In 2000, the SOA was “replaced” by the Western Hemisphere Institute for Security Cooperation (WHINSEC), which opened in late 2001. Activists seeking to close the school were not deterred, continuing annual vigils at the main gates of Fort Benning to commemorate a 1989 massacre at the University of Central America caused in large part by soldiers trained at the SOA. Yet this year the local police department is attempting to silence the vigil, according to a National Catholic Reporter article:

The police department … has told the movement … that the city would not close the gates of the fort at that location as it has in the past. The city also said it will not close the street to vehicular traffic, that the gathering would have to be limited to 200 people and that they would have to remain on the sidewalks. Chief Ricky Boren also denied permission for a stage and sound system to be erected in its usual spot in the middle of Fort Benning Road.

As SOA Watch organizers and attorneys tackle this problem, you can sign a petition urging the police chief to reconsider.

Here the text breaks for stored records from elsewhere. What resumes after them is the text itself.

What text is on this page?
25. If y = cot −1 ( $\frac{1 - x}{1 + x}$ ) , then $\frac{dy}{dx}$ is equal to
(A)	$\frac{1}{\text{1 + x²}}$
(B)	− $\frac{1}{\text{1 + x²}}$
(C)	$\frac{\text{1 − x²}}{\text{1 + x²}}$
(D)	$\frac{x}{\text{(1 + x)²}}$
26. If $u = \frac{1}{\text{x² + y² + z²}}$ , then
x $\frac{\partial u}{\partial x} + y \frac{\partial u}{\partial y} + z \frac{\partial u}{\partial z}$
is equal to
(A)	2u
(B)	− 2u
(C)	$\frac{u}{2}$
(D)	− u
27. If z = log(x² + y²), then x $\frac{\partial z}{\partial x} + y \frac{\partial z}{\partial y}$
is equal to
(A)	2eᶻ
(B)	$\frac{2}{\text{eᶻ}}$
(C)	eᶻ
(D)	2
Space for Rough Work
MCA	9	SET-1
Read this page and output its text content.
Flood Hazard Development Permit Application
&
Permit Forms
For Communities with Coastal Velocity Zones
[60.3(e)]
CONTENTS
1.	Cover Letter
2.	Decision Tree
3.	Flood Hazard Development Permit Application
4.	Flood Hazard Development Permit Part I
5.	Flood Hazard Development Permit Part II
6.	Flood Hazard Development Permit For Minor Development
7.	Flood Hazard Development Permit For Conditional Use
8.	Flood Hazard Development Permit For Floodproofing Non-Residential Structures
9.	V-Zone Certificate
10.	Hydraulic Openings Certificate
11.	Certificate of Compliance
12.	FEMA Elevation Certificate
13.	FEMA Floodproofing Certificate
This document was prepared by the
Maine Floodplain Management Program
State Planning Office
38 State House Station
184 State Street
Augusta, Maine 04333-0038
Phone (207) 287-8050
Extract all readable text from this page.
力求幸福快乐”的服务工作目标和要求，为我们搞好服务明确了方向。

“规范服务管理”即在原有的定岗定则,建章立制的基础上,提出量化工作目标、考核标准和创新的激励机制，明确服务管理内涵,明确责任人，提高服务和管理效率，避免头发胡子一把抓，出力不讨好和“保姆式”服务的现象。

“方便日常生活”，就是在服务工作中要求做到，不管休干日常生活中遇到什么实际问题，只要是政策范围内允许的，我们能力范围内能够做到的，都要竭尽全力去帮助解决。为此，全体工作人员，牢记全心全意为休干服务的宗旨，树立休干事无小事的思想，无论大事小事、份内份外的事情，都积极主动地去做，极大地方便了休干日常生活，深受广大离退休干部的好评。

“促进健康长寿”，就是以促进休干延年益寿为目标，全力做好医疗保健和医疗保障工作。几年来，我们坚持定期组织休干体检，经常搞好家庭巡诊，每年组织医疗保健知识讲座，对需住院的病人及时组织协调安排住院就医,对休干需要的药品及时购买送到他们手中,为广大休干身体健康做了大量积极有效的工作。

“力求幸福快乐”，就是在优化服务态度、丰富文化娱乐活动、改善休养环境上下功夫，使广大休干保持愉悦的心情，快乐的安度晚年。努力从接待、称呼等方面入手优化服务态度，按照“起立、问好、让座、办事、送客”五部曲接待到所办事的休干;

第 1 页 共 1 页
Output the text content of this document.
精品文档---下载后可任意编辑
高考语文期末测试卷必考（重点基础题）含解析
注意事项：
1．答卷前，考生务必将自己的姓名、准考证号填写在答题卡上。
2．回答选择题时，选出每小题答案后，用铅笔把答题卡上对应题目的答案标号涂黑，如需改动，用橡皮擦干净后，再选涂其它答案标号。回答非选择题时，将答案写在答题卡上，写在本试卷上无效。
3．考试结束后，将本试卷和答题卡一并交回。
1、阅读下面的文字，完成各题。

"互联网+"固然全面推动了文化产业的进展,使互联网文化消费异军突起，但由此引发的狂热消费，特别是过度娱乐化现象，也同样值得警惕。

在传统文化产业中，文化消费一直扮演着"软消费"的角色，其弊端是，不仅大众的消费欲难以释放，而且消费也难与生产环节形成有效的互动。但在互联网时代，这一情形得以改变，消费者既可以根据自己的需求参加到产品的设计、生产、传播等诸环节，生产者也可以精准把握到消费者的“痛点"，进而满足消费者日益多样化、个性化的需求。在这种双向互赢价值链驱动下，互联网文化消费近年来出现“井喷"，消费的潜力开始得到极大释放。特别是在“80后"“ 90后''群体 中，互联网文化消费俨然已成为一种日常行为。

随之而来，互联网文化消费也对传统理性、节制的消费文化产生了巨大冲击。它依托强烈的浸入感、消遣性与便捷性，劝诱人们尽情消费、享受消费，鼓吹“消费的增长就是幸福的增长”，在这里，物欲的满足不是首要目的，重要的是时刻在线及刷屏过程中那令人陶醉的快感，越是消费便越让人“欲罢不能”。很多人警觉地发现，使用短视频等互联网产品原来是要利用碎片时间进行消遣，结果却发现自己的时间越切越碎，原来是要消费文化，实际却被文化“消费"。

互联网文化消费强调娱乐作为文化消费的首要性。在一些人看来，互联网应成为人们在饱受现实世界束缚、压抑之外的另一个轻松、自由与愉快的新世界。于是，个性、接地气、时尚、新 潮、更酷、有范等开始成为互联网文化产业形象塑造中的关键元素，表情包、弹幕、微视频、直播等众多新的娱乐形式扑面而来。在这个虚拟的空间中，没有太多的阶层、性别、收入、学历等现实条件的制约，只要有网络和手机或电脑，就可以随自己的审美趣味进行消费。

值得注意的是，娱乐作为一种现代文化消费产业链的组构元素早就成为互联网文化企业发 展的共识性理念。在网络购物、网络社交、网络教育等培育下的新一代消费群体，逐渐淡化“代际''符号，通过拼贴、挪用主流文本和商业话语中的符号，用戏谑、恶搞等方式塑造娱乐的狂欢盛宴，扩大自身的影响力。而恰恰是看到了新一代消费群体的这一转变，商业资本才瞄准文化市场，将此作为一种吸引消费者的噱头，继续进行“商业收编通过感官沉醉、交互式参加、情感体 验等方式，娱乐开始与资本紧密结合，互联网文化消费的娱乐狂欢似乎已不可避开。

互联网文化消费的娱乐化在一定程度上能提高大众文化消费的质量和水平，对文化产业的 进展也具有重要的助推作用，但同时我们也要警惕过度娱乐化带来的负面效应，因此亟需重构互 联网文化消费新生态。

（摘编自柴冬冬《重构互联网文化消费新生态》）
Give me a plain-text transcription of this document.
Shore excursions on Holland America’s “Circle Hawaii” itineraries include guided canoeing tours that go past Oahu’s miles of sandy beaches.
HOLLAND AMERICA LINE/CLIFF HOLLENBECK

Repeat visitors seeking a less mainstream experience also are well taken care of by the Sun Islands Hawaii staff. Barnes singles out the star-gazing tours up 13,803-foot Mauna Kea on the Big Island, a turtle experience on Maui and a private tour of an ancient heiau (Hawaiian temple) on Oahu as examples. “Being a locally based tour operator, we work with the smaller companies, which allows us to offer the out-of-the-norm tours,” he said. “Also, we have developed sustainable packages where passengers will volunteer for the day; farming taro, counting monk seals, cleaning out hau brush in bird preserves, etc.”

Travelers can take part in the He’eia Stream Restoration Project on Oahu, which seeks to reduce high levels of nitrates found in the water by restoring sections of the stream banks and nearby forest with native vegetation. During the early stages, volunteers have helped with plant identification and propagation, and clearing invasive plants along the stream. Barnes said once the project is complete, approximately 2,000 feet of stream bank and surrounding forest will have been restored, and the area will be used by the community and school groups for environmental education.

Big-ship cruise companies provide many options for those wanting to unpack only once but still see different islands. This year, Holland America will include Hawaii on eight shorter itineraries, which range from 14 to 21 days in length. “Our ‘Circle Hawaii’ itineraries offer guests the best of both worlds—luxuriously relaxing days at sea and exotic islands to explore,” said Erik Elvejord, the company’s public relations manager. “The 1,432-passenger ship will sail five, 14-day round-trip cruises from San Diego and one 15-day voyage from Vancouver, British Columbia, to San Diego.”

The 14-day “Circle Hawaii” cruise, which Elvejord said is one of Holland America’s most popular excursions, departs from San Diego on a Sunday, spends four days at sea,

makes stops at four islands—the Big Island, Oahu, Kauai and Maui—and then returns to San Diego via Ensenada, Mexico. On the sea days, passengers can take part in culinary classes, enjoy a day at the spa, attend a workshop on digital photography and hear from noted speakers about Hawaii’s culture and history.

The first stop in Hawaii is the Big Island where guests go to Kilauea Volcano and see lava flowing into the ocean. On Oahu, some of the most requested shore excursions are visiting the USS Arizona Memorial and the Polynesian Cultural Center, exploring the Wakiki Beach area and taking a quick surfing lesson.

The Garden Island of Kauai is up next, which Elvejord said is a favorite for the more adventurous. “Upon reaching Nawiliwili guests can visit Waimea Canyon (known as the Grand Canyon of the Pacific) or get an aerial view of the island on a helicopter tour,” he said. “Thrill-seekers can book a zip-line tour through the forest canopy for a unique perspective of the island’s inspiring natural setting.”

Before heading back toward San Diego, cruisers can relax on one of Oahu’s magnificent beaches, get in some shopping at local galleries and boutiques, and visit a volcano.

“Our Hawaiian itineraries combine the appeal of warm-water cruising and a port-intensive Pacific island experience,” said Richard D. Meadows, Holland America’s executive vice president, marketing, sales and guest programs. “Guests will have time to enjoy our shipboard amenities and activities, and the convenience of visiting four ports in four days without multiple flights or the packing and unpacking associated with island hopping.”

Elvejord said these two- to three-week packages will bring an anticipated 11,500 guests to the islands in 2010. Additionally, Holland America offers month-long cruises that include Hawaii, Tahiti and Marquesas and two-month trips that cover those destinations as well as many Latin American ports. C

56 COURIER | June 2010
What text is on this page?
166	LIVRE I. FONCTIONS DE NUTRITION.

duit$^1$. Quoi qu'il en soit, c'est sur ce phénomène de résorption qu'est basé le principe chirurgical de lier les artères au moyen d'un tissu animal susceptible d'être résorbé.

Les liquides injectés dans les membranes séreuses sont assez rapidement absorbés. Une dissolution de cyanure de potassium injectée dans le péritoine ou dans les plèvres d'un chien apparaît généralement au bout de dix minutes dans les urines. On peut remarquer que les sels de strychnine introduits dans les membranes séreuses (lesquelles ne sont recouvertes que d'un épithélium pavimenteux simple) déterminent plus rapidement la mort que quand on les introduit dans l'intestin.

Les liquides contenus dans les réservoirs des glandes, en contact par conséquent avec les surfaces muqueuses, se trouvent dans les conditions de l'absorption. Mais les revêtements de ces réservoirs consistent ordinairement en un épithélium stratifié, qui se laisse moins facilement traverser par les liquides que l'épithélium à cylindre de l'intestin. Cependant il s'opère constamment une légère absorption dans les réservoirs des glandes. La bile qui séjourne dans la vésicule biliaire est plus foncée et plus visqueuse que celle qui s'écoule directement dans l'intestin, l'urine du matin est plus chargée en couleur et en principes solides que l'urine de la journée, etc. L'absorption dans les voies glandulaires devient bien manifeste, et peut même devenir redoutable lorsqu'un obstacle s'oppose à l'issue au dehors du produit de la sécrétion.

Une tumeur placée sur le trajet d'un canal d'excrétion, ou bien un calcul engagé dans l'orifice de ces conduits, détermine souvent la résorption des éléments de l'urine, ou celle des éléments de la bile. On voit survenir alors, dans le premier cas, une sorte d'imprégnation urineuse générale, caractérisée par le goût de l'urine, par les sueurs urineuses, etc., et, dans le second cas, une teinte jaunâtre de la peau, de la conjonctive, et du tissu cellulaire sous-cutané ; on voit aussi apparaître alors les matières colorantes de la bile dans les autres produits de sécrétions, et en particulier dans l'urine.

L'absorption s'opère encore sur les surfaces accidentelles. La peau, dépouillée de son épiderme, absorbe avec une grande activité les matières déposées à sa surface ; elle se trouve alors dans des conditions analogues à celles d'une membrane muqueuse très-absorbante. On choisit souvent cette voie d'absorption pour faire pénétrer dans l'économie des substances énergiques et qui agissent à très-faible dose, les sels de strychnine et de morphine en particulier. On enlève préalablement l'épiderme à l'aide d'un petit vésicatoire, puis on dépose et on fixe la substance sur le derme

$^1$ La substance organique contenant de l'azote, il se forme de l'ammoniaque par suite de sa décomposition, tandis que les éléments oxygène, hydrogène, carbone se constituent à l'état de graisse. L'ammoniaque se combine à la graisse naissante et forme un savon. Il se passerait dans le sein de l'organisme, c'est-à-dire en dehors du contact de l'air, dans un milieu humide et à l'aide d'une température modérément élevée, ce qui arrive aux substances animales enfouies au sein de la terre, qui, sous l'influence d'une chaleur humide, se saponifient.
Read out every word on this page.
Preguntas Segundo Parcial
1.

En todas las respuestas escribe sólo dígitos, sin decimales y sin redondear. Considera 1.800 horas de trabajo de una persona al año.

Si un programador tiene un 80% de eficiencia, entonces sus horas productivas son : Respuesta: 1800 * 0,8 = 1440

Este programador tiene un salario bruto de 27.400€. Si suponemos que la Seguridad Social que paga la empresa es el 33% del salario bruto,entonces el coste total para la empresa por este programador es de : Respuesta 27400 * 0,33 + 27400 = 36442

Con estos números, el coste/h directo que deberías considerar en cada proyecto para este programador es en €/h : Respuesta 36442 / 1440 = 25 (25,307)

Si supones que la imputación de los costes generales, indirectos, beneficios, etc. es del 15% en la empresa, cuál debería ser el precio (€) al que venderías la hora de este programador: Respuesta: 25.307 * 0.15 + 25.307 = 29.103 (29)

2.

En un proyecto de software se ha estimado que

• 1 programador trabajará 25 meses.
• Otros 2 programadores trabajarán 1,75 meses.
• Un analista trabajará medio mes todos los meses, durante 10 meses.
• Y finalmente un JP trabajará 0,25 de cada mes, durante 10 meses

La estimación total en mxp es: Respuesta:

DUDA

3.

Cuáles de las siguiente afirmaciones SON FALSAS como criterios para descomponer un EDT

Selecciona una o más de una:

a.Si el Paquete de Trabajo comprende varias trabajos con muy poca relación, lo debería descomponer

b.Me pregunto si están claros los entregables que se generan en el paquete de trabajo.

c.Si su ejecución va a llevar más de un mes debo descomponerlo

european court condemns russia’s practice of putting defendants in metal cages in court

Today a European court condemned Russia’s practice of putting defendants in metal cages in court as “degrading treatment” and “an affront to human dignity.” The court ordered Russia to pay damages to the two plaintiffs in the case. According to an Associated Press article,

The European Court of Human Rights ordered Russia to pay 16,000 euros total to plaintiffs Alexander Svinarenko and Valentin Sladnyev. … The ruling could prompt others who have been held in Russian courtroom cages to file similar lawsuits. … Among other defendants who have been held in metal cages are Greenpeace activists, Bolshoi Ballet dancer Pavel Dmitrichenko and the members of punk group Pussy Riot.

After members of Pussy Riot were held in metal cages in court, two of them were transferred to penal colonies that did not differ significantly from the gulags of the Soviet Union. Nadezhda Tolokonnikova published an open letter describing how prisoners were routinely overworked and kept in inhumane conditions. Prison officials subsequently announced that they would increase prisoners’ wages and decrease working hours.

ontario court orders greenpeace canada to pay legal costs to canada’s largest logging company

Canada’s largest logging company, Resolute Forest Products, filed a $7 million defamation lawsuit against Greenpeace Canada in May 2013. Yesterday an Ontario Divisional Court tribunal ordered Greenpeace Canada to pay $22,000 in legal costs to Resolute. According to Greenpeace Canada,

Resolute, formerly AbitibiBowater, operates and sources from large areas of the Boreal Forest, including in the Montagnes Blanches “Endangered Forest” in Quebec and the Trout Lake-Caribou “Endangered Forest” in Ontario. The company has a long history of unsustainable activities in Canada’s Boreal. It is involved in disputes with First Nations communities for logging in areas without their consent and its operations threaten iconic species such as the woodland caribou.

Legal action of this kind, brought by a corporation against an activist or group opposing the corporation, is referred to as a Strategic Lawsuit Against Public Participation (SLAPP). Most SLAPPs are legally meritless but still achieve their purpose, which is to chill public debate regarding an issue (e.g., forest destruction). Greenpeace has 10 days to file a response.